Spotting LLMs With Binoculars: Zero-Shot Detection of Machine-Generated Text
Abhimanyu Hans, Avi Schwarzschild, Valeriia Cherepanova, Hamid Kazemi, Aniruddha Saha, Micah Goldblum, Jonas Geiping, Tom Goldstein
TL;DR
This work introduces Binoculars, a zero-shot, model-agnostic detector for machine-generated text that leverages a cross-perplexity ratio between two closely related LLMs. By normalizing perplexity with cross-perplexity, Binoculars mitigates prompt-induced distortions and yields strong detection across diverse domains without training data. Comprehensive evaluations demonstrate superior out-of-domain performance compared to baselines and robustness to prompting variations, while highlighting limitations in low-resource languages and memorization scenarios. The study emphasizes practical deployment considerations, including false-positive control, reliability in the wild, and ethical implications for moderation and content authenticity. Overall, Binoculars advances zero-shot LLM detection with a simple, transferable scoring mechanism that generalizes across models and tasks.
Abstract
Detecting text generated by modern large language models is thought to be hard, as both LLMs and humans can exhibit a wide range of complex behaviors. However, we find that a score based on contrasting two closely related language models is highly accurate at separating human-generated and machine-generated text. Based on this mechanism, we propose a novel LLM detector that only requires simple calculations using a pair of pre-trained LLMs.

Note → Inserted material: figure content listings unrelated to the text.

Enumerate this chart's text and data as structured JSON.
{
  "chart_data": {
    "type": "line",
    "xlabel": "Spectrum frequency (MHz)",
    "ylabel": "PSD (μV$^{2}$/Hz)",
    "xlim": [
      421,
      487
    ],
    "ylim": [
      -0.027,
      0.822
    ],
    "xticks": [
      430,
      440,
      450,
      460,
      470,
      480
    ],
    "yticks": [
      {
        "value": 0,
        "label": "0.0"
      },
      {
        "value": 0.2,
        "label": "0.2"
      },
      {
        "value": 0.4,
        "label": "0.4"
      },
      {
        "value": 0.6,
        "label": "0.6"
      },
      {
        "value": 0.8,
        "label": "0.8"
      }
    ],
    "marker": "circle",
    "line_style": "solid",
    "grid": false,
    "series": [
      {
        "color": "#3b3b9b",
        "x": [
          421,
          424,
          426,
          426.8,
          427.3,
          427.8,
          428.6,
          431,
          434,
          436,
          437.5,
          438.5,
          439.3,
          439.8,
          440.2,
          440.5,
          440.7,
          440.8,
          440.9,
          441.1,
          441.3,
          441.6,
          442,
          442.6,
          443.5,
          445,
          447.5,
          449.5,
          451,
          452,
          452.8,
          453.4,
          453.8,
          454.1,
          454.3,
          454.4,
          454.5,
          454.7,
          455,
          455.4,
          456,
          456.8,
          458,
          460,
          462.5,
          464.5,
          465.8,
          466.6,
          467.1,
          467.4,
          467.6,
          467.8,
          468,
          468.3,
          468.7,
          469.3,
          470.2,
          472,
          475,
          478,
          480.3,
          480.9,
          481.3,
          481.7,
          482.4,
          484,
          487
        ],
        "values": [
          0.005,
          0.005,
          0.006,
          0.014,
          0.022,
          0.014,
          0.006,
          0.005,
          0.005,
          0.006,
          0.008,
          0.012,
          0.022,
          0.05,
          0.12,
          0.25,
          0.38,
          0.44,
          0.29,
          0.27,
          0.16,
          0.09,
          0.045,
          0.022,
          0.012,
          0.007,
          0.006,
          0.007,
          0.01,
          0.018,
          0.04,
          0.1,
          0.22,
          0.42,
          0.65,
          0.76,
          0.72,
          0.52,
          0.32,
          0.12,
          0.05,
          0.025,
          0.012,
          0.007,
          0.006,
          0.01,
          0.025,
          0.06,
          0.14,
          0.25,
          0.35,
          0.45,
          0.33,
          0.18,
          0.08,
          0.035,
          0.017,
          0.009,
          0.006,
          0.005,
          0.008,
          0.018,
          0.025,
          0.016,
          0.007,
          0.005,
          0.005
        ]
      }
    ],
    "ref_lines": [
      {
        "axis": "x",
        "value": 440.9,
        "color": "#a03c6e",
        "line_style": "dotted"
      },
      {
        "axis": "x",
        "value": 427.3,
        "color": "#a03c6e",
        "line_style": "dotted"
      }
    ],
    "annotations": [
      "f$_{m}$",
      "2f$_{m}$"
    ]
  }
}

The method, called Binoculars, achieves state-of-the-art accuracy without any training data. It is capable of spotting machine text from a range of modern LLMs without any model-specific modifications. We comprehensively evaluate Binoculars on a number of text sources and in varied situations. Over a wide range of document types, Binoculars detects over 90% of generated samples from ChatGPT (and other LLMs) at a false positive rate of 0.01%, despite not being trained on any ChatGPT data.